En effet, le CO2 est aussi inextricablement lié à la vie. Les plantes en ont besoin pour la photosynthèse, qui libère l’oxygène. Il aide également à réguler le pH du sang et joue un rôle essentiel dans notre corps. «Lorsqu’on cultive des cellules en laboratoire, il faut les exposer à du gaz carbonique. Il est même nécessaire d’en augmenter la concentration, car il n’y en a pas assez dans l’air ambiant, où les cellules ne poussent pas», continue Thierry Buclin.

Il semblerait qu’on ne puisse pas se passer de ce grand mal-aimé.
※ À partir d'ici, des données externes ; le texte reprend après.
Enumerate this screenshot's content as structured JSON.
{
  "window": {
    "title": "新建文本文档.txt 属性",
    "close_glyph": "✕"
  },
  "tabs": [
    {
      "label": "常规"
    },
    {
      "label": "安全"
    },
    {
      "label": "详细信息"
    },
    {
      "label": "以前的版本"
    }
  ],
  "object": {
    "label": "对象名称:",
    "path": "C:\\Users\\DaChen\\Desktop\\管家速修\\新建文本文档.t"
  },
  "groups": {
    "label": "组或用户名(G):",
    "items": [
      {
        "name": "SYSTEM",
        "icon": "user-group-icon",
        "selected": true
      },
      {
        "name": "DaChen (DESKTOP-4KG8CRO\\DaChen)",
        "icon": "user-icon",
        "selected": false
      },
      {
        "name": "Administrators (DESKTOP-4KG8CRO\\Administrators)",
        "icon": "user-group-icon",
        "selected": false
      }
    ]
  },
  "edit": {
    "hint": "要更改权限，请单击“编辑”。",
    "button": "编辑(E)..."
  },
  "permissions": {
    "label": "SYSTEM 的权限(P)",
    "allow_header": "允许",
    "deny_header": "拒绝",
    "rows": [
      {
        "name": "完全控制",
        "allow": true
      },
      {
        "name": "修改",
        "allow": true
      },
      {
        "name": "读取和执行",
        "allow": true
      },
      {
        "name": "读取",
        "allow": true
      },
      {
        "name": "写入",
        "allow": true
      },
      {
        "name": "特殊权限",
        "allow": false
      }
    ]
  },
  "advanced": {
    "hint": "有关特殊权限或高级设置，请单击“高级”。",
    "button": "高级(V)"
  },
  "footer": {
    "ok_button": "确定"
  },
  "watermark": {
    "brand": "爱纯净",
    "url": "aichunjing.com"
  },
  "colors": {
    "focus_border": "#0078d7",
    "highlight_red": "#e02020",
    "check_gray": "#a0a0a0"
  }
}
Bien plates seraient nos bières et nos boissons gazeuses sans leurs petites bulles. C’est bien du CO2 qui y est injecté. L’aspirine est également fabriquée grâce à une réaction chimique qui nécessite la présence de gaz carbonique sous pression. Même le café décaféiné en fait usage. «Le CO2 liquide est un bon dissolvant de certaines molécules, dont la caféine. On le fait circuler dans le café moulu pour en extraire la caféine sans altérer les goûts et les arômes», explique Thierry Buclin. Suren Erkman, responsable du Groupe «Écologie Industrielle» à la Faculté des géosciences de l’Université de Lausanne (UNIL), complète la liste:

«Des molécules à forte valeur ajoutée sont produites à base de dioxyde de carbone, comme des matériaux de construction, des polymères, ou encore des carburants et du méthane.»

Ça tombe bien, ce gaz multitâche semble disponible à profusion. «Il y a dans l’atmosphère un excès d’environ 900 milliards de tonnes de CO2 d’origine humaine par rapport à la période préindustrielle», confirme Suren Erkman. Et pourtant… Malgré son abondance, l’Europe a failli manquer de bière pendant la Coupe du monde de football cette année, à cause d’une pénurie de dioxyde de carbone! Comment est-ce possible?

«Nous sommes capables d’extraire le CO2 de l’air depuis la Seconde Guerre mondiale. Il s’agissait alors d’éviter que les équipages des sous-marins ne s’asphyxient», explique Suren Erkman. Mais des préjugés font obstacle à un usage plus intensif de cette technique. «Il faudrait cesser de voir le CO2 comme le diable incarné, comme un déchet dont il faut se débarrasser. On présente ce gaz comme une nuisance, alors qu’on pourrait inverser la perspective en le considérant comme une ressource à valoriser.»